The highlights of this project come in bunches in the middle of the album. Cellar Door starts with a subdued guitar and a somber Radke calmly setting the scene for the song filtered through a distant distortion before it all explodes into a massive chorus. A similar approach is taken for My Apocalypse. The bare guitars are soon met with a quick, menacing silence that give way to an undeniable riff. We yet again see Radke calm, cool, and collected. He’s methodically using imagery to convey the emotion of the song instead of just wailing at the top of his lungs. By the end of the first verse, you expect everything to explode into another bombastic chorus, but a pleasant surprise greets you instead. The instruments all take flight as expected, but Radke calmly states that he ‘walks with shadows while background vocals scream back as if he’s stuck inside of a storm and fighting with his inner thoughts in the same instance. This is, by far, the best song of their career. Friends & Alibis is the most honest and straightforward song on the album, besides the closer. The rolling drums during the chorus really give everything else space to shine. The vocals and the guitars exude the feeling of falling in slow motion. This song may still be a bit dramatic for some. The next song is what Reverse This Curse should have been. Not Good Enough for The Truth In Cliché is a perfect example of how the band can connect with a broader audience without losing themselves in the process. This prowess comes too far & few between on the album, though. The album closer, The Day I Left The Womb is honest, but it gets too consumed in the emotion. The acoustic guitars strip the song down to a skeleton and the vocals and lyrics become overwhelming.
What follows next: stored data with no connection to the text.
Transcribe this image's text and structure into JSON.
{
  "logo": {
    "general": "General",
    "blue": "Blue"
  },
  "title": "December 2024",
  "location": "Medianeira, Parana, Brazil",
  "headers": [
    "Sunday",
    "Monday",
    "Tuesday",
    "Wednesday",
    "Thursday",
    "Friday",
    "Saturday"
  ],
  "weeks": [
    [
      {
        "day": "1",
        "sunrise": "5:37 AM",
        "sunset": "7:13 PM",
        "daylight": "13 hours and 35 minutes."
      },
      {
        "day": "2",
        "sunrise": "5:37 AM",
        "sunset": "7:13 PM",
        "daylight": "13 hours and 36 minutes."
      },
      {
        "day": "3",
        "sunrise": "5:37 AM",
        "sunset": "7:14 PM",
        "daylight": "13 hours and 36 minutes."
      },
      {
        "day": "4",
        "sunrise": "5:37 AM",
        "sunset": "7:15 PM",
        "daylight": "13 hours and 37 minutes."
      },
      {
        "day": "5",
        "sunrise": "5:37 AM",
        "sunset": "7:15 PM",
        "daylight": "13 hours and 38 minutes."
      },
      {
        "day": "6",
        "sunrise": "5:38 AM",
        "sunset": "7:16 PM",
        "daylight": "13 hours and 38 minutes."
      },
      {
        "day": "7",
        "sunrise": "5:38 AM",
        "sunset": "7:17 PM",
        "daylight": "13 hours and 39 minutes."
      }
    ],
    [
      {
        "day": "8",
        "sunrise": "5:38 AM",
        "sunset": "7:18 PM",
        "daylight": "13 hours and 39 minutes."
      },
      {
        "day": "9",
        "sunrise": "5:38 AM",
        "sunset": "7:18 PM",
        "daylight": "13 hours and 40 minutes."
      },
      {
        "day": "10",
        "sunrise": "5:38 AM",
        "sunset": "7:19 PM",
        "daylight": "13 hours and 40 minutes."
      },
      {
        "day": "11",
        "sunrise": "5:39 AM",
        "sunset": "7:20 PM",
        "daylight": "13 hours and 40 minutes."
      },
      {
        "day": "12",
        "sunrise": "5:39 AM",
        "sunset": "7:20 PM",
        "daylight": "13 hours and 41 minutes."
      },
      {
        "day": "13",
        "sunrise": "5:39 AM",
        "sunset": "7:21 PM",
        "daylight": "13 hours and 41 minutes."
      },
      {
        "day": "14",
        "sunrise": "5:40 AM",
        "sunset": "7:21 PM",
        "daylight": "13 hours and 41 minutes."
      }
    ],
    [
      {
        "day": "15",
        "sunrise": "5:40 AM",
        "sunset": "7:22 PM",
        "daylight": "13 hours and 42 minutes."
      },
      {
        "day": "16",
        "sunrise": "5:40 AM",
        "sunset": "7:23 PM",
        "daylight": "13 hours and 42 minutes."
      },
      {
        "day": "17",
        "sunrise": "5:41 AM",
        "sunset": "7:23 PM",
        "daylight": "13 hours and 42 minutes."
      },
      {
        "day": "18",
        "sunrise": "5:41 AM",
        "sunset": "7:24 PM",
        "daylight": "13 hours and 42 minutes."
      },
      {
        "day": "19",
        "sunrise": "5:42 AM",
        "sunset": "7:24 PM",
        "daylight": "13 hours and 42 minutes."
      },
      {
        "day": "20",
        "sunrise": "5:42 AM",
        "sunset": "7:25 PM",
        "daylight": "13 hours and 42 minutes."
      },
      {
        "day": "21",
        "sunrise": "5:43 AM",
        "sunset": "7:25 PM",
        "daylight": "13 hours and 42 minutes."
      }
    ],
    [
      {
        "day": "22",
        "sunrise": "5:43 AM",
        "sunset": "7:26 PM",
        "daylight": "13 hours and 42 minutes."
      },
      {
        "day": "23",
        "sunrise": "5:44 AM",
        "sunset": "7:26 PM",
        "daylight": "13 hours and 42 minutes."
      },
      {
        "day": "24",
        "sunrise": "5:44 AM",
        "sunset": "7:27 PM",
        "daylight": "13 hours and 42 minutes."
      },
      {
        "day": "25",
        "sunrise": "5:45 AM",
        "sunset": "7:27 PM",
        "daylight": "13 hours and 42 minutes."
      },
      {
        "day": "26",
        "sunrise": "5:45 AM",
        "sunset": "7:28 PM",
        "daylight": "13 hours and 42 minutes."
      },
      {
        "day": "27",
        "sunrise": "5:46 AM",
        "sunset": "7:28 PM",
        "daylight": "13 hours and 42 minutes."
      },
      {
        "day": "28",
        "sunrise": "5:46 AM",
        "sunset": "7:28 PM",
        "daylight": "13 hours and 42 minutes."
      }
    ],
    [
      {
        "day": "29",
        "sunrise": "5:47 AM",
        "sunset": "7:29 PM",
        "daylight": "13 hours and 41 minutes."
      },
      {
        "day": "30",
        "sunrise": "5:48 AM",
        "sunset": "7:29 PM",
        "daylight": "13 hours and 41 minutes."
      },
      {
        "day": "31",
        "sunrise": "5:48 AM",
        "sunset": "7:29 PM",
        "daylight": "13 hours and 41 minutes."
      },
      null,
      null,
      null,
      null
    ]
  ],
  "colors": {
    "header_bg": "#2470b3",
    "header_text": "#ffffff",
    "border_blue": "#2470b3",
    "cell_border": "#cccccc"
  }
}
Escape The Fate were, by no means, a bad band when this album released, but it seemed like they had a detailed plan for the album they wanted to create. They planned themselves into a box and backed that box into a corner. The album is a ridiculously fun listen if you don’t actually listen. The musicianship isn’t bad by any stretch of the imagination, but they sound like they are trying too hard to impress instead of adding their own flair to the music. The saving grace of the album is the vocals. Radke is an impressive singer & he has a good knack for incorporating emotion into his delivery, but his lyrics are all too generic and contrived. This album is extremely middle of the road (in a love or hate… or like until you hate it kind of way). I guess Escape The Fate expected the listeners to be enamored with the rush and avoid the reflection at the end of the ride.